Nonostante sia solo il sesto giro, le C3 non accusano delle grandi differenze in termini di performance rispetto alla Media montata dai rivali, anzi, sono molto performanti. Tanto che dopo che tutti hanno effettuato il pit-stop, Verstappen si ritrova in testa al gruppo, anche davanti ad Antonelli. Ovviamente Kimi e Lando Norris hanno un passo gara migliore e non impiegano molto a superare l’olandese una volta montate le Hard nuove intorno al 27-28° giro. Max però resiste e resta a lungo in terza posizione. Almeno fino al giro 45, quando le sue gomme vanno in crisi e viene superato da Leclerc e Piastri. Successivamente perderà la posizione anche su Russell, ma non su Hamilton. Lewis ha condotto una gara anonima frutto del contatto avuto all’inizio con Gasly.
Leclerc invece stava per ottenere un discreto podio, ma gli attacchi di Piastri nel finale lo portano a commettere un errore, di cui si assumerà tutte le colpe e che lo farà scendere in P6 alle spalle di Verstappen. Con il senno di poi, prendendo atto della grande differenza di passo dovuta al degrado delle gomme, Verstappen avrebbe potuto effettuare un’altra sosta a metà gara. Forse non avrebbe cambiato troppo il risultato, ma gli avrebbe permesso di lottare un po’ più a muso duro con Russell.

Anche se Max non è riuscito a difendere quella che sarebbe stata per lui la quarta posizione, Verstappen può dire di essere il vincitore morale del confronto avuto con Russsell. Il pilota della Mercedes, nonostante le gomme sfinite dell'olandese, ha fatto davvero tanta fatica a sbarazzarsi di lui. Tant’è che i due giungono anche al contatto nel finale. George la spunta, ma il loro duello avrebbe dovuto avere un altro epilogo. Soprattutto per un pilota che dovrebbe essere in competizione per il titolo mondiale.
Al termine della gara i commissari comminano 20'' di penalità a Leclerc per aver tagliato più volte la pista e 5'' a Verstappen per il taglio della linea bianca in uscita dalla pit lane. Penalità che confermano comunque Verstappen in 5° posizione e portano Leclerc in 8° alle spalle dell'ottimo Colapinto su Alpine. L'argentino sta crescendo.

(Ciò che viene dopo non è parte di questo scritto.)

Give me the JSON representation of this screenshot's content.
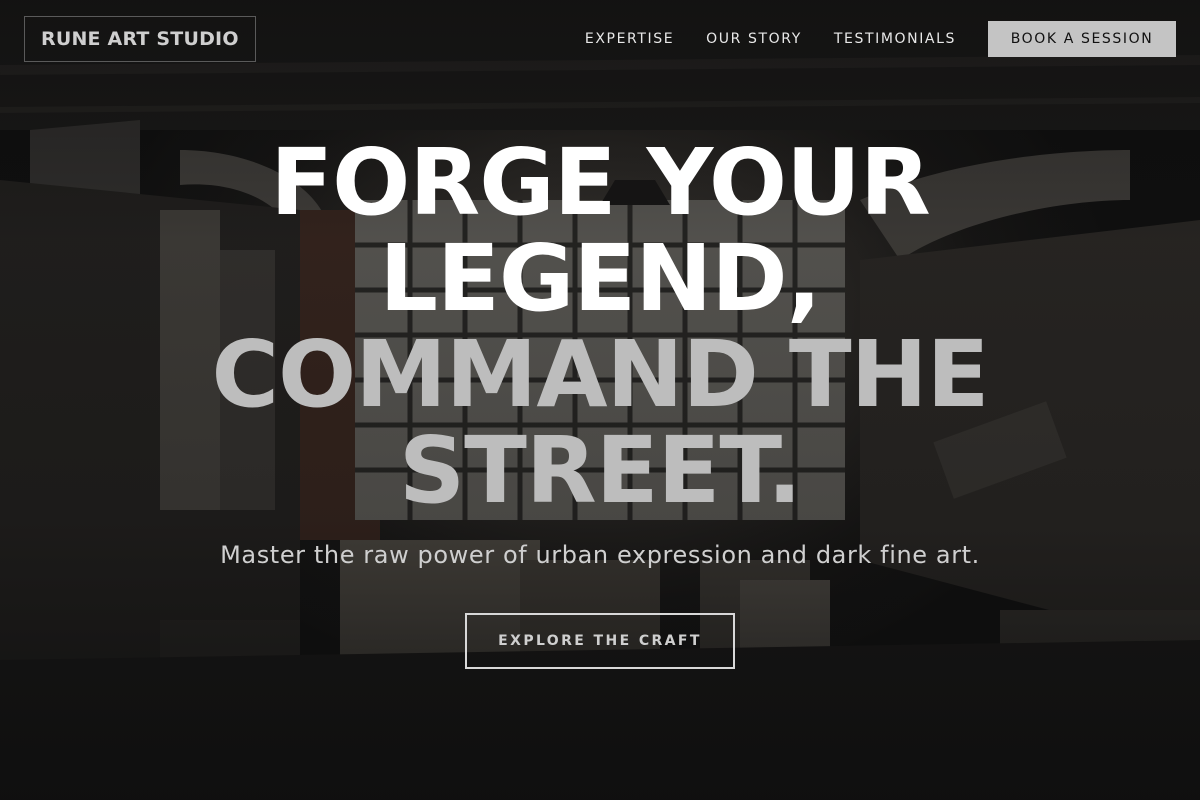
{
  "nav": {
    "brand": "RUNE ART STUDIO",
    "links": [
      "EXPERTISE",
      "OUR STORY",
      "TESTIMONIALS"
    ],
    "cta_label": "BOOK A SESSION"
  },
  "hero": {
    "headline_line1": "FORGE YOUR",
    "headline_line2": "LEGEND,",
    "headline_line3": "COMMAND THE",
    "headline_line4": "STREET.",
    "subheadline": "Master the raw power of urban expression and dark fine art.",
    "cta_label": "EXPLORE THE CRAFT"
  },
  "colors": {
    "background": "#121212",
    "headline_primary": "#ffffff",
    "headline_secondary": "#bdbdbd",
    "nav_cta_bg": "#c4c4c4"
  }
}
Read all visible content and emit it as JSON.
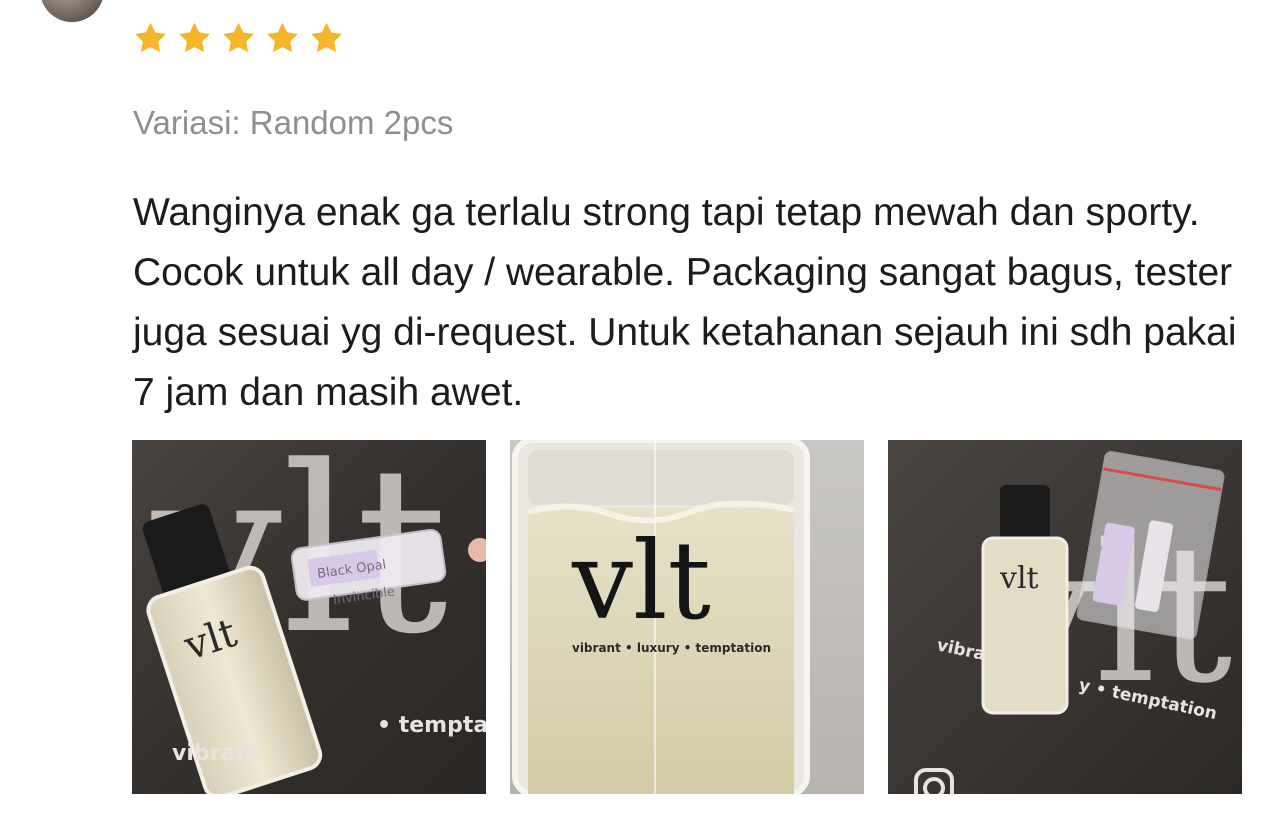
{
  "review": {
    "rating": 5,
    "rating_max": 5,
    "star_color": "#F5B52A",
    "variation": "Variasi: Random 2pcs",
    "text": "Wanginya enak ga terlalu strong tapi tetap mewah dan sporty. Cocok untuk all day / wearable. Packaging sangat bagus, tester juga sesuai yg di-request. Untuk ketahanan sejauh ini sdh pakai 7 jam dan masih awet."
  },
  "photos": [
    {
      "description_icon": "perfume-bottle-photo",
      "brand": "vlt",
      "tagline_fragment": "vibrant",
      "tagline_end": "• tempta",
      "tester_label_1": "Black Opal",
      "tester_label_2": "Invincible"
    },
    {
      "description_icon": "perfume-closeup-photo",
      "brand": "vlt",
      "tagline": "vibrant • luxury • temptation"
    },
    {
      "description_icon": "perfume-with-testers-photo",
      "brand": "vlt",
      "tagline_fragment": "vibra",
      "tagline_end": "y • temptation"
    }
  ]
}
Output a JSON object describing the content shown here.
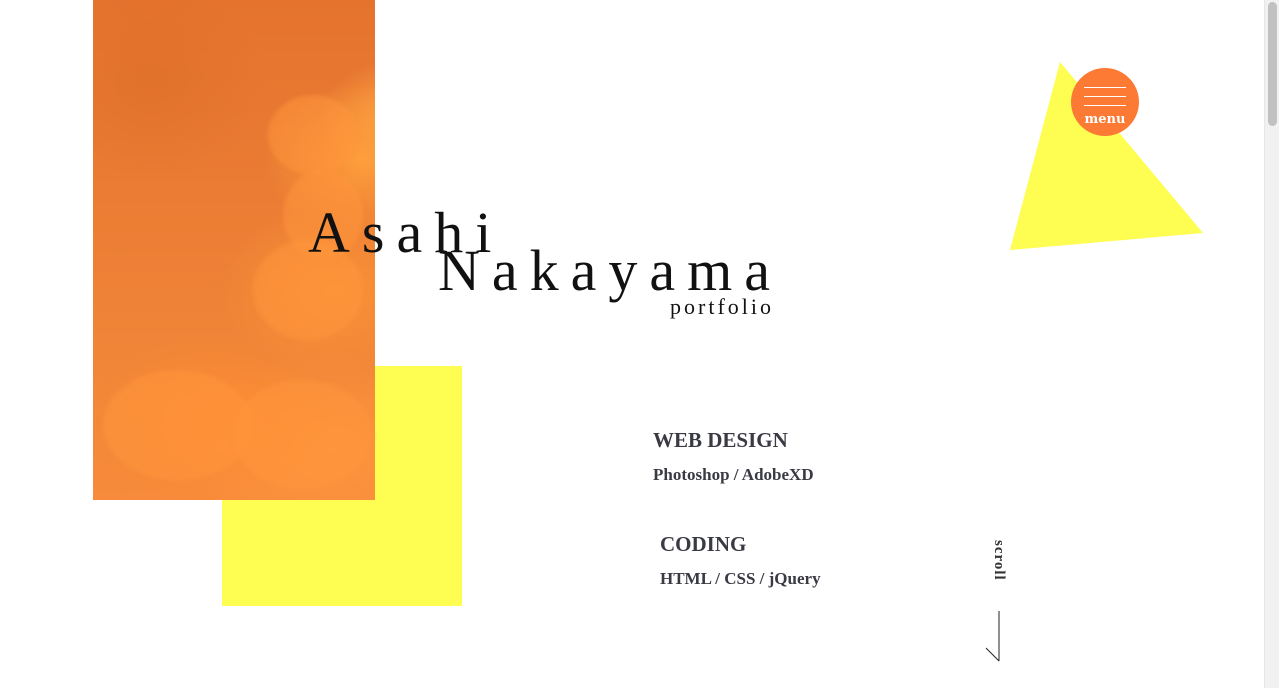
{
  "hero": {
    "first_name": "Asahi",
    "last_name": "Nakayama",
    "subtitle": "portfolio"
  },
  "menu": {
    "label": "menu",
    "icon": "hamburger-icon"
  },
  "skills": [
    {
      "heading": "WEB DESIGN",
      "tools": "Photoshop / AdobeXD"
    },
    {
      "heading": "CODING",
      "tools": "HTML / CSS / jQuery"
    }
  ],
  "scroll": {
    "label": "scroll",
    "icon": "scroll-arrow-icon"
  },
  "colors": {
    "orange": "#fc7a33",
    "sky_orange": "#ea7b33",
    "yellow": "#fefd51",
    "text": "#111111",
    "skill_text": "#3a3a44"
  }
}
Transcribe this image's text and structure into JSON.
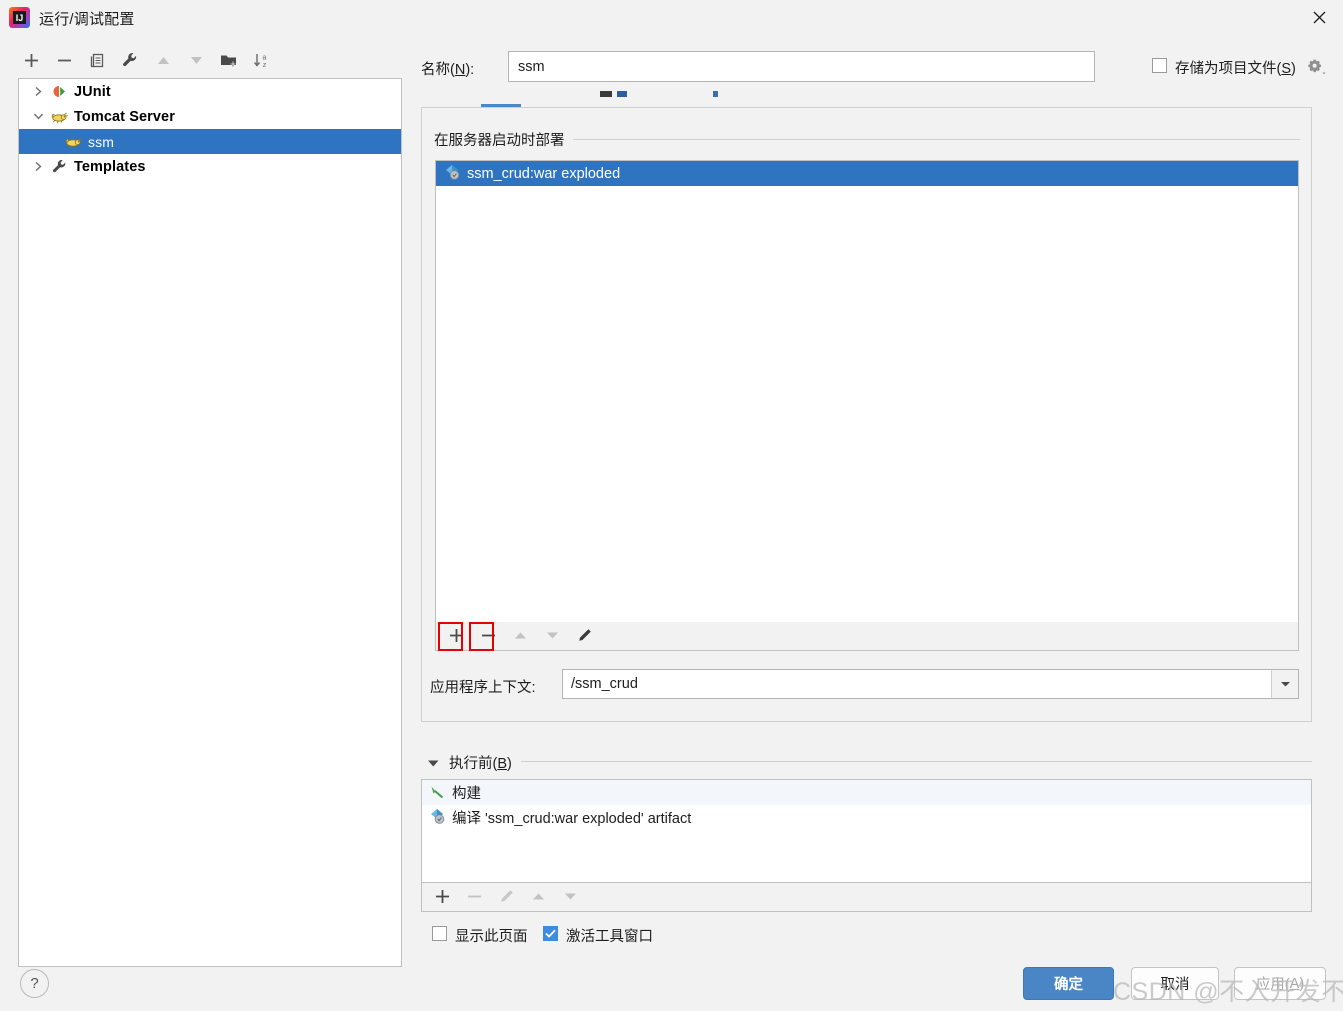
{
  "window": {
    "title": "运行/调试配置",
    "logo_icon": "intellij-idea-logo",
    "close_icon": "close-icon"
  },
  "left_toolbar": {
    "buttons": [
      {
        "name": "add",
        "icon": "plus-icon",
        "enabled": true
      },
      {
        "name": "remove",
        "icon": "minus-icon",
        "enabled": true
      },
      {
        "name": "copy",
        "icon": "copy-icon",
        "enabled": true
      },
      {
        "name": "edit-templates",
        "icon": "wrench-icon",
        "enabled": true
      },
      {
        "name": "move-up",
        "icon": "arrow-up-icon",
        "enabled": false
      },
      {
        "name": "move-down",
        "icon": "arrow-down-icon",
        "enabled": false
      },
      {
        "name": "new-folder",
        "icon": "folder-add-icon",
        "enabled": true
      },
      {
        "name": "sort-alphabetically",
        "icon": "sort-az-icon",
        "enabled": true
      }
    ]
  },
  "tree": {
    "items": [
      {
        "label": "JUnit",
        "icon": "junit-icon",
        "level": 1,
        "expanded": false,
        "selected": false,
        "has_twisty": true,
        "bold": true
      },
      {
        "label": "Tomcat Server",
        "icon": "tomcat-icon",
        "level": 1,
        "expanded": true,
        "selected": false,
        "has_twisty": true,
        "bold": true
      },
      {
        "label": "ssm",
        "icon": "tomcat-icon",
        "level": 2,
        "expanded": false,
        "selected": true,
        "has_twisty": false,
        "bold": false
      },
      {
        "label": "Templates",
        "icon": "wrench-icon",
        "level": 1,
        "expanded": false,
        "selected": false,
        "has_twisty": true,
        "bold": true
      }
    ]
  },
  "name_row": {
    "label_prefix": "名称(",
    "label_mnemonic": "N",
    "label_suffix": "):",
    "value": "ssm",
    "placeholder": "",
    "store_as_project_file": {
      "prefix": "存储为项目文件(",
      "mnemonic": "S",
      "suffix": ")",
      "checked": false
    },
    "gear_icon": "gear-icon"
  },
  "deployment": {
    "group_title": "在服务器启动时部署",
    "rows": [
      {
        "label": "ssm_crud:war exploded",
        "icon": "artifact-icon",
        "selected": true
      }
    ],
    "toolbar": [
      {
        "name": "add-artifact",
        "icon": "plus-icon",
        "enabled": true,
        "highlighted": true
      },
      {
        "name": "remove-artifact",
        "icon": "minus-icon",
        "enabled": true,
        "highlighted": true
      },
      {
        "name": "move-up-artifact",
        "icon": "arrow-up-icon",
        "enabled": false,
        "highlighted": false
      },
      {
        "name": "move-down-artifact",
        "icon": "arrow-down-icon",
        "enabled": false,
        "highlighted": false
      },
      {
        "name": "edit-artifact",
        "icon": "pencil-icon",
        "enabled": true,
        "highlighted": false
      }
    ],
    "context": {
      "label": "应用程序上下文:",
      "value": "/ssm_crud",
      "dropdown_icon": "chevron-down-icon"
    }
  },
  "before_launch": {
    "expander_icon": "triangle-down-icon",
    "title_prefix": "执行前(",
    "title_mnemonic": "B",
    "title_suffix": ")",
    "rows": [
      {
        "label": "构建",
        "icon": "build-hammer-icon"
      },
      {
        "label": "编译 'ssm_crud:war exploded' artifact",
        "icon": "artifact-icon"
      }
    ],
    "toolbar": [
      {
        "name": "add-task",
        "icon": "plus-icon",
        "enabled": true
      },
      {
        "name": "remove-task",
        "icon": "minus-icon",
        "enabled": false
      },
      {
        "name": "edit-task",
        "icon": "pencil-icon",
        "enabled": false
      },
      {
        "name": "move-up-task",
        "icon": "arrow-up-icon",
        "enabled": false
      },
      {
        "name": "move-down-task",
        "icon": "arrow-down-icon",
        "enabled": false
      }
    ],
    "checkboxes": [
      {
        "label": "显示此页面",
        "checked": false
      },
      {
        "label": "激活工具窗口",
        "checked": true
      }
    ]
  },
  "footer": {
    "help_icon": "question-mark-icon",
    "ok_label": "确定",
    "cancel_label": "取消",
    "apply_prefix": "应用(",
    "apply_mnemonic": "A",
    "apply_suffix": ")",
    "apply_enabled": false
  },
  "watermark": {
    "text": "CSDN @不入开发不工作"
  },
  "colors": {
    "selection_blue": "#2f74c0",
    "primary_button": "#4a86c5",
    "checkbox_on": "#3d8ce0",
    "highlight_red": "#e60000",
    "panel_bg": "#f2f2f2",
    "field_bg": "#ffffff"
  }
}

Le parole del direttore motorsport Pirelli, Dario Marrafuschi: “La gara è stata molto lineare nonostante l’incertezza su possibili precipitazioni sia rimasta fino all’ultimo. L’unica vera variabile è stata la safety car al sesto giro. Verstappen ne ha approfittato per anticipare la sosta per differenziarsi dal resto del gruppo. Un fattore che, nel caso dell’olandese, sembra aver dato qualche frutto. Per il resto, tutti i piloti in griglia hanno scelto la flessibilità di montare le Medium alla partenza e sostituirle nella finestra da noi ipotizzata. Le temperature sono state più basse rispetto ai giorni precedenti e hanno ulteriormente ridotto il degrado dei pneumatici. Cosa che ha permesso a Verstappen di completare 51 giri sulla Hard".